Updating heating from radiators to vents

20 Dec

This is the pattern you will often see in heat-paid rentals and with office occupants where the system is not well-designed.

Habits, fuel cost, and weather will affect heating costs more than type of system.Anywhere masonry contacts wood like concrete steps that contact wood is an invitation to termites and wood eating ants as well.It's more a matter of your own preferences and behaviors.Single pipe steam systems in particular can have hot, oxygenated water and water vapor that can badly corrode steel piping.On the plus side, though, the vents at the radiators do discharge some water vapor while the system is on, providing humidity.
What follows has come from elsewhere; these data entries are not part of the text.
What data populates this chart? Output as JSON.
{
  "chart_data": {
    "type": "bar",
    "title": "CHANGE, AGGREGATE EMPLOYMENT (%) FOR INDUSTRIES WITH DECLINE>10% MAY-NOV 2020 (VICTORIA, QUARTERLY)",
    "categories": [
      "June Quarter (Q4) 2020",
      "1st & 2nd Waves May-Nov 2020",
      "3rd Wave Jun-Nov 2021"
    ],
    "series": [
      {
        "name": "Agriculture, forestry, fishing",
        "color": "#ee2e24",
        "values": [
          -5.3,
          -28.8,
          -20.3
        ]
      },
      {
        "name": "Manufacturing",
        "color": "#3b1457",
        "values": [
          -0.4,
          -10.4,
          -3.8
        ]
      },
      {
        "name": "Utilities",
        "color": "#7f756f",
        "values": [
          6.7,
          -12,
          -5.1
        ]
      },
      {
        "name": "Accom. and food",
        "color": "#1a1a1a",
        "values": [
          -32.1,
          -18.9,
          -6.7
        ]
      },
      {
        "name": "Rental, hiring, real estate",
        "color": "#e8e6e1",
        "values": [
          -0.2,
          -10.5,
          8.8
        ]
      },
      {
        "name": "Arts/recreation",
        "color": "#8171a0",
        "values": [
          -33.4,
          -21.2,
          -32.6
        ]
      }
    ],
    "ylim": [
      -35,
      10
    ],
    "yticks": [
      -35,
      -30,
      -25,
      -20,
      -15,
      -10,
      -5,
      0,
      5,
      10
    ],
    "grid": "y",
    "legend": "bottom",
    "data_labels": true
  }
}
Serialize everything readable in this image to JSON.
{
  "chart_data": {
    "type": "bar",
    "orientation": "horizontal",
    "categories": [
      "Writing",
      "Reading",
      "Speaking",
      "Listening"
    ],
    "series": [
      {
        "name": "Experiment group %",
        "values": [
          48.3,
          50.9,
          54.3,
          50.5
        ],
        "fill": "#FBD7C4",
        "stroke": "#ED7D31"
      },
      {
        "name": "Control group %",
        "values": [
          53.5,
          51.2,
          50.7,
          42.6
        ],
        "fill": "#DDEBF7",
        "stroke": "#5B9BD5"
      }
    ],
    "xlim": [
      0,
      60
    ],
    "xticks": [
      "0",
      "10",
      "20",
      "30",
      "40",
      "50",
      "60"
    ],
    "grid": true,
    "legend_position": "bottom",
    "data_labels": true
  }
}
Water hammer, gurgling, expansion creaking and popping, all can happen if the system isn't sloped just right (common in older systems where the house has settled or repairs have been make and the pipes not installed correctly).The wife and I are looking to purchase a house this year.The area we are looking has older homes, the oldest I've seen so far was built in the late 1800s.It's just valves and thermostats, whereas with forced air you need zone dampers and often separate ducts.There three variations in systems people call "radiators:" one-pipe steam systems, two-pipe steam systems and hot water baseboard. Steam systems can be rough on pipes, where steel piping can rot out after a relatively short time.I'm not so big on portable A/C and window units--noisy. I would imagine baseboards are much more efficient than radiators. Older steam systems often used asbestos insulation on the pipes in the cellar.If the cellar pipes have old white paper looking insulation - that is very likely asbestos. Retro fitting an HVAC air system into an older home should require both supply and return air, if I'm not mistaken.